Budgetmittel vergeben
Dem Bezirksbeirat Weilimdorf stehen erfreulicherweise für das Jahr 2026 63.000,- Euro für Finanzierung von Veranstaltungen und Projekten im Stadtbezirk zur Verfügung. Erste Bewilligungen (durchwegs einstimmig) erfolgten nun für:
- den Bürgerverein Giebel und Bergheim e.V. in Höhe von 960 Euro für die Veranstaltung „Frühlingserwachen – Hocketse mit Musik“ am 12. April 2026 von 11 bis 17 Uhr auf dem Ernst-Reuter-Platz;
- das Kinder- und Jugendhaus Giebel für den geplanten Mädchen- wie Jungen-Aktionstag in Höhe von 854 Euro. Mit den Geldern werden Bastelmaterialien, Fotopapier sowie Utensilien für „Sport und Wellness“ Angebote finanziert;
- die Kinder- und Jugendfarm Weilimdorf in Höhe von 1.600 Euro für das Theaterprojekt, das vom März bis zu den Sommerferien auf dem Farmgelände mit Theaterpädagogen einstudiert und im Sommer aufgeführt wird. Die Jugendfarm beteiligt sich an den Gesamtkosten von mehr als 2.000 Euro auch mit Eigenmitteln;
- die Energieoffensive Weilimdorf (EOW) in Höhe von 865 Euro für das Hosting, die Pflege, Unterhalt und Inhaltsbefüllung der Webseite für die kommenden 18 Monate.

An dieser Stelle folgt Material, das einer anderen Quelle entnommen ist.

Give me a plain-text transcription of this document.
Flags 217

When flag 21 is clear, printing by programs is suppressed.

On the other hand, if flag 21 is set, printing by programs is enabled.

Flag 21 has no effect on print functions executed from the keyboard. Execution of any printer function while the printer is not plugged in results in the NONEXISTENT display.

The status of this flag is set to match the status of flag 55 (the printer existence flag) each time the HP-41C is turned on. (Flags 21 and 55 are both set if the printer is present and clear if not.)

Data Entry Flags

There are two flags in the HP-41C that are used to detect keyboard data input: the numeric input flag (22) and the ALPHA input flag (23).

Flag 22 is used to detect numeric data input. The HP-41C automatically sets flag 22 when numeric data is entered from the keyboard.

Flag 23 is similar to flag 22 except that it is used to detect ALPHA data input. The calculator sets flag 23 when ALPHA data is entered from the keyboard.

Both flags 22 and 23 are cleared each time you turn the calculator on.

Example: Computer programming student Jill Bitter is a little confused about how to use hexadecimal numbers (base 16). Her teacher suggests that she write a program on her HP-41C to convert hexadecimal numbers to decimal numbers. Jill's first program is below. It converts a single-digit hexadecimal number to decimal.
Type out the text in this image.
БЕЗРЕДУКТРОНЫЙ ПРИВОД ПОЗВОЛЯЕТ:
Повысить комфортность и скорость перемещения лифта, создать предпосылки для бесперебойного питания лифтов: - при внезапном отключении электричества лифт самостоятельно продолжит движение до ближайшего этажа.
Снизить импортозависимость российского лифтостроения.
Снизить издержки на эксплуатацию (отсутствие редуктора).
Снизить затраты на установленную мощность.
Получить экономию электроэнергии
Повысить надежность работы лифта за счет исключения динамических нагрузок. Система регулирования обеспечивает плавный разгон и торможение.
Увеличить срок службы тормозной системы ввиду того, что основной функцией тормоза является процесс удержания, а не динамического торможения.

Sicherheitsbeiratssitzung wird vorgezogen
Statt wie sonst im Oktober wird angesichts der aktuellen Entwicklungen im Stadtbezirk in 2025 und 2026 die Sicherheitsbeiratssitzung voraussichtlich schon auf die Mai-Sitzung vorgezogen. Dies ist möglich, da die Statistiken früher als sonst fertig sind und das öffentliche Interesse an den Geschehnissen „omnipräsent“ sei.